Officials push Facebook for way to peek at encrypted messages

522
A man poses with a magnifier in front of a Facebook logo on display in this illustration taken in Sarajevo, Bosnia and Herzegovina, December 16, 2015. Facebook Inc said on Wednesday it is testing a service that will allow users of its Messenger app to hail Uber rides directly from the app, without leaving a conversation or downloading the ride-hailing app. REUTERS/Dado Ruvic TPX IMAGES OF THE DAY - RTX1Z0SS

Officials are calling on Facebook not to use encryption in its messaging services that does not provide authorities a way to see what is being sent.

The request was made in a letter signed by US Attorney General William Barr, British home secretary Priti Patel and Australian minister for home affairs Peter Dutton.

“We are writing to request that Facebook does not proceed with its plan to implement end-to-end encryption across its messaging services… without including a means for lawful access to the content of communications to protect our citizens,” said a copy of the letter obtained by AFP and dated October 4.

The letter called on Facebook and other companies to make sure messaging systems were not so well-encrypted that law enforcement couldn’t see “content in a readable and usable format” when needed.

The request, addressed to Facebook chief Mark Zuckerberg, raises anew the conflict between technology firms intent on protecting user privacy by scrambling messages with encryption, and government agencies contending that doing so would let wrongdoers hide their schemes.

The leading social network already encrypts WhatsApp messages from end-to-end — meaning only the sender and recipient can read the message, which is saved in encrypted form – and is working to extend the technology to other apps in its family, including Messenger.

End-to-end encryption protects the messages of over a billion people every day, according to Facebook.

“It is increasingly used across the communications industry and in many other important sectors of the economy,” Facebook said in response to an AFP query.

“We strongly oppose government attempts to build backdoors because they would undermine the privacy and security of people everywhere.”

During a live-streamed question session with employees, Zuckerberg said the company recognized the challenge in balancing privacy with fighting crimes such as child exploitation and terrorism, and was working with authorities to get it right.

“Having the availability to look at the content is a useful signal, and when you lose that you are fighting that battle with at least a hand tied behind your back and you hope there is a lot of good stuff you can do with your other hand,” Zuckerberg said.

He felt the scale was still tipped toward encryption, which can help protect journalists, political protesters, and others.

Privacy has been a sore point for Facebook, and users have been clamoring for encryption of messages, according to Zuckerberg.

Clues such as patterns of behavior and connections between accounts can be used as signals of illicit behavior even if data in messages can’t be seen, he noted.

The nonprofit Center for Democracy and Technology (CDT), based in Washington, contended that governments signing the letter were using scare tactics to weaken security of global communications and build in surveillance.

“Strong encryption and end-to-end security are bedrock technologies that keep information safe online,” said CDT senior technologist Hannah Quay-de la Vallee.

“These technologies protect billions of communications every day, from the sensitive correspondence of victims of domestic violence to businesses’ financial records to our private medical information.”

Facebook early this year said it was trying to get its messaging apps to be friends, allowing encrypted missives be exchanged no matter which of its services are used.

The California-based social network is behind free, stand-alone smartphone apps Instagram, Messenger and WhatsApp.
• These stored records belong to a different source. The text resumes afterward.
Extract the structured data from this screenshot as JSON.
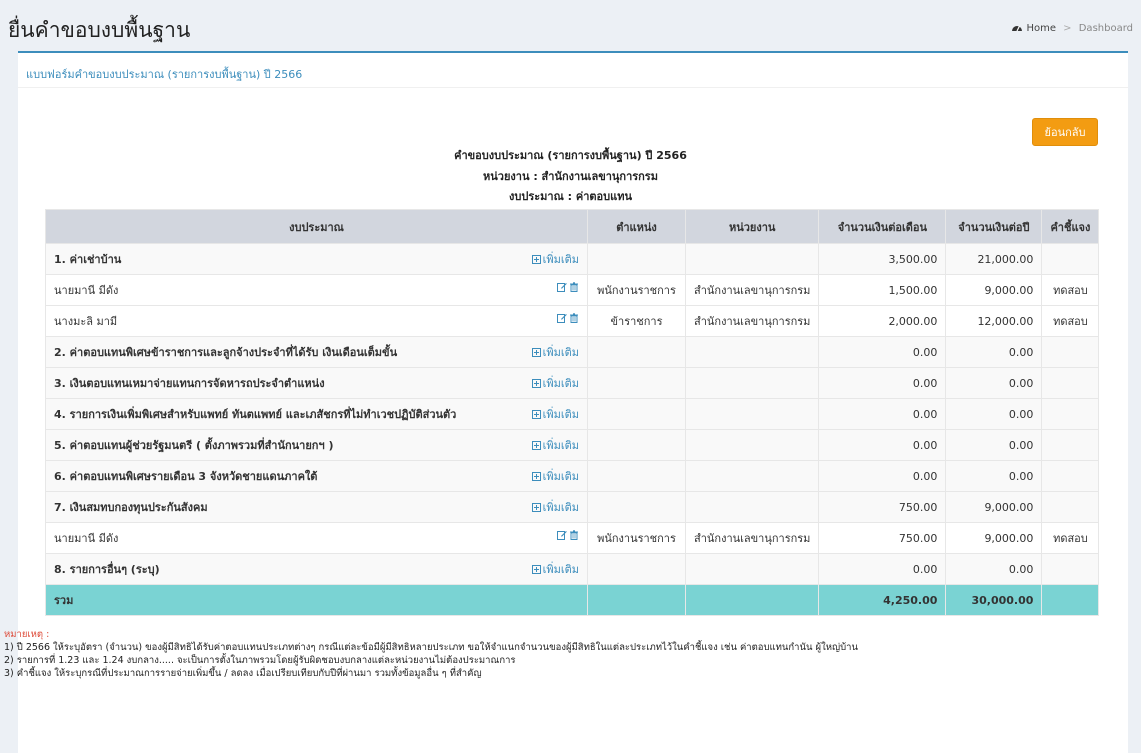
{
  "page": {
    "title": "ยื่นคำขอบงบพื้นฐาน"
  },
  "breadcrumb": {
    "home": "Home",
    "current": "Dashboard"
  },
  "card": {
    "header": "แบบฟอร์มคำขอบงบประมาณ (รายการงบพื้นฐาน) ปี 2566",
    "back_button": "ย้อนกลับ"
  },
  "report": {
    "title": "คำขอบงบประมาณ (รายการงบพื้นฐาน) ปี 2566",
    "unit": "หน่วยงาน : สำนักงานเลขานุการกรม",
    "budget": "งบประมาณ : ค่าตอบแทน"
  },
  "table": {
    "headers": {
      "budget": "งบประมาณ",
      "position": "ตำแหน่ง",
      "unit": "หน่วยงาน",
      "monthly": "จำนวนเงินต่อเดือน",
      "yearly": "จำนวนเงินต่อปี",
      "note": "คำชี้แจง"
    },
    "add_label": "เพิ่มเติม",
    "rows": [
      {
        "name": "1. ค่าเช่าบ้าน",
        "monthly": "3,500.00",
        "yearly": "21,000.00"
      },
      {
        "name": "นายมานี มีดัง",
        "position": "พนักงานราชการ",
        "unit": "สำนักงานเลขานุการกรม",
        "monthly": "1,500.00",
        "yearly": "9,000.00",
        "note": "ทดสอบ"
      },
      {
        "name": "นางมะลิ มามี",
        "position": "ข้าราชการ",
        "unit": "สำนักงานเลขานุการกรม",
        "monthly": "2,000.00",
        "yearly": "12,000.00",
        "note": "ทดสอบ"
      },
      {
        "name": "2. ค่าตอบแทนพิเศษข้าราชการและลูกจ้างประจำที่ได้รับ เงินเดือนเต็มขั้น",
        "monthly": "0.00",
        "yearly": "0.00"
      },
      {
        "name": "3. เงินตอบแทนเหมาจ่ายแทนการจัดหารถประจำตำแหน่ง",
        "monthly": "0.00",
        "yearly": "0.00"
      },
      {
        "name": "4. รายการเงินเพิ่มพิเศษสำหรับแพทย์ ทันตแพทย์ และเภสัชกรที่ไม่ทำเวชปฏิบัติส่วนตัว",
        "monthly": "0.00",
        "yearly": "0.00"
      },
      {
        "name": "5. ค่าตอบแทนผู้ช่วยรัฐมนตรี ( ตั้งภาพรวมที่สำนักนายกฯ )",
        "monthly": "0.00",
        "yearly": "0.00"
      },
      {
        "name": "6. ค่าตอบแทนพิเศษรายเดือน 3 จังหวัดชายแดนภาคใต้",
        "monthly": "0.00",
        "yearly": "0.00"
      },
      {
        "name": "7. เงินสมทบกองทุนประกันสังคม",
        "monthly": "750.00",
        "yearly": "9,000.00"
      },
      {
        "name": "นายมานี มีดัง",
        "position": "พนักงานราชการ",
        "unit": "สำนักงานเลขานุการกรม",
        "monthly": "750.00",
        "yearly": "9,000.00",
        "note": "ทดสอบ"
      },
      {
        "name": "8. รายการอื่นๆ (ระบุ)",
        "monthly": "0.00",
        "yearly": "0.00"
      }
    ],
    "total": {
      "label": "รวม",
      "monthly": "4,250.00",
      "yearly": "30,000.00"
    }
  },
  "notes": {
    "label": "หมายเหตุ :",
    "lines": [
      "1) ปี 2566 ให้ระบุอัตรา (จำนวน) ของผู้มีสิทธิได้รับค่าตอบแทนประเภทต่างๆ กรณีแต่ละข้อมีผู้มีสิทธิหลายประเภท ขอให้จำแนกจำนวนของผู้มีสิทธิในแต่ละประเภทไว้ในคำชี้แจง เช่น ค่าตอบแทนกำนัน ผู้ใหญ่บ้าน",
      "2) รายการที่ 1.23 และ 1.24 งบกลาง..... จะเป็นการตั้งในภาพรวมโดยผู้รับผิดชอบงบกลางแต่ละหน่วยงานไม่ต้องประมาณการ",
      "3) คำชี้แจง ให้ระบุกรณีที่ประมาณการรายจ่ายเพิ่มขึ้น / ลดลง เมื่อเปรียบเทียบกับปีที่ผ่านมา รวมทั้งข้อมูลอื่น ๆ ที่สำคัญ"
    ]
  }
}
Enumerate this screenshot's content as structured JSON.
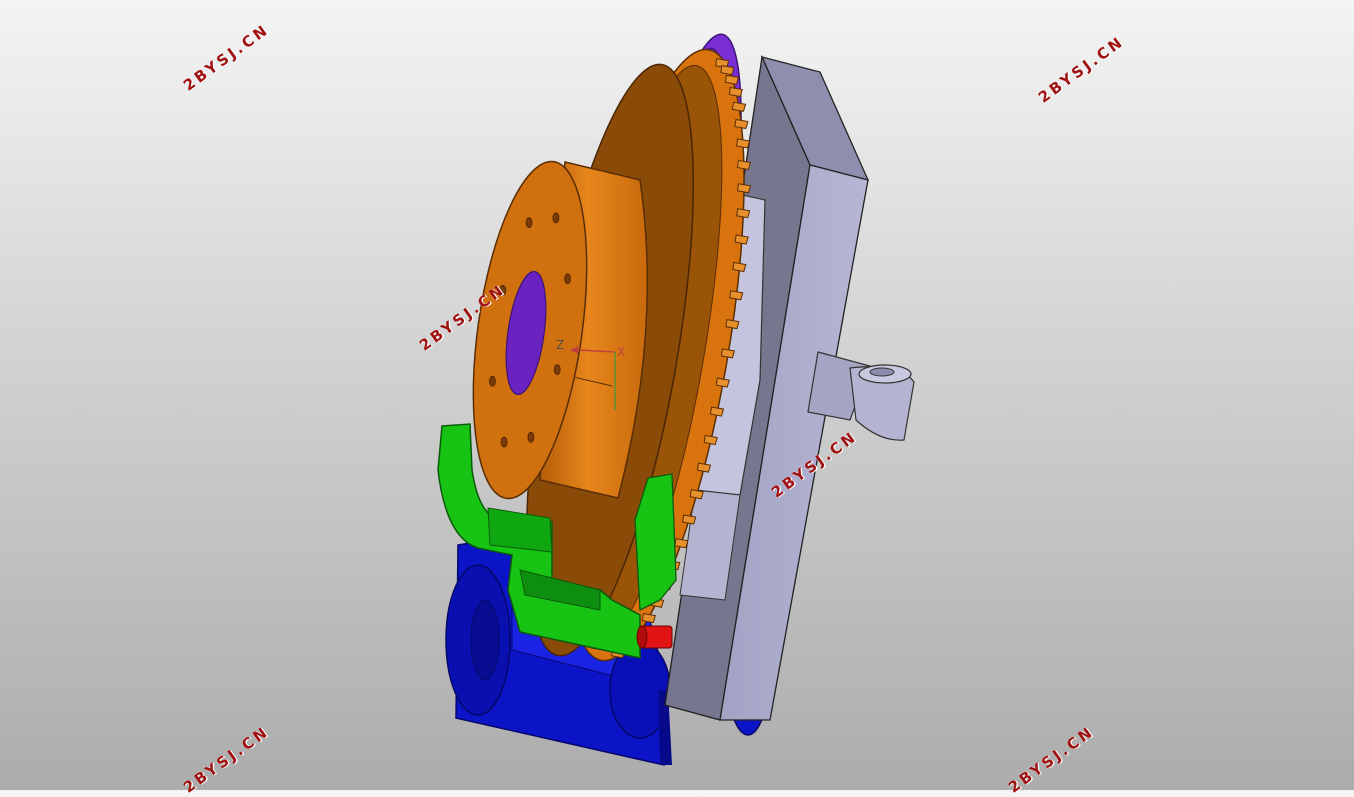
{
  "watermark": {
    "text": "2BYSJ.CN",
    "color": "#a01212"
  },
  "axis_triad": {
    "z_label": "Z",
    "x_label": "X"
  },
  "colors": {
    "background_top": "#f4f4f4",
    "background_bottom": "#acacac",
    "rotor_orange": "#d8730e",
    "rotor_dark": "#8a4a08",
    "disc_purple": "#7a2ed6",
    "mount_lavender": "#a4a4c6",
    "caliper_green": "#17c414",
    "base_blue": "#0c14d8",
    "pin_red": "#e01414"
  }
}
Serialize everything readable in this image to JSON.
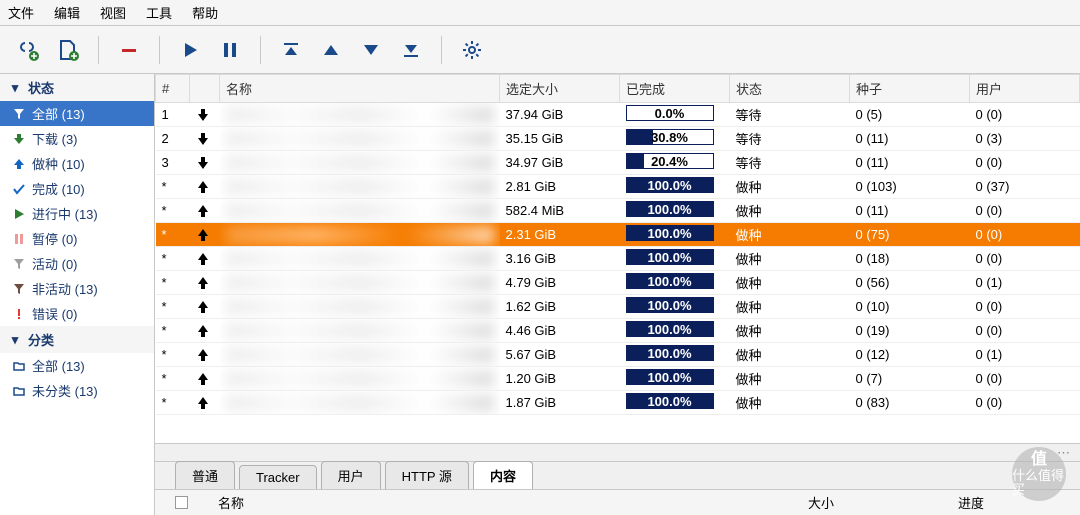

Each service is popular, but users have to be in the same application to exchange messages.

– CLOUD Act –

The joint letter to Facebook, paired with a freshly signed “CLOUD” data sharing agreement between Britain and the US, should set off “red flags” for citizens in both countries who care about governments monitoring and sharing their communications, the CDT argued.

The CLOUD Act Agreement will allow British and US law enforcement agencies to demand electronic data regarding serious crimes directly from tech companies based in the other country, according to a Department of Justice statement.

The agreement will allow “more efficient and effective access to data needed for quick-moving investigations,” Barr said in the statement.

“Only by addressing the problem of timely access to electronic evidence of crime committed in one country that is stored in another, can we hope to keep pace with twenty-first century threats,” he added.

Facebook interpreted the CLOUD Act to allow technology companies to enable users to have private online conversations and be required to provide available information to valid legal requests — not build backdoors into encrypted systems.

“Creating a law that would mandate weaker and less secure technology is like mandating crumbling sidewalks to prevent criminals from escaping,” said Quay-de la Vallee.

“It’s ridiculous, it won’t work, and it puts us all at far greater risk of serious injury.”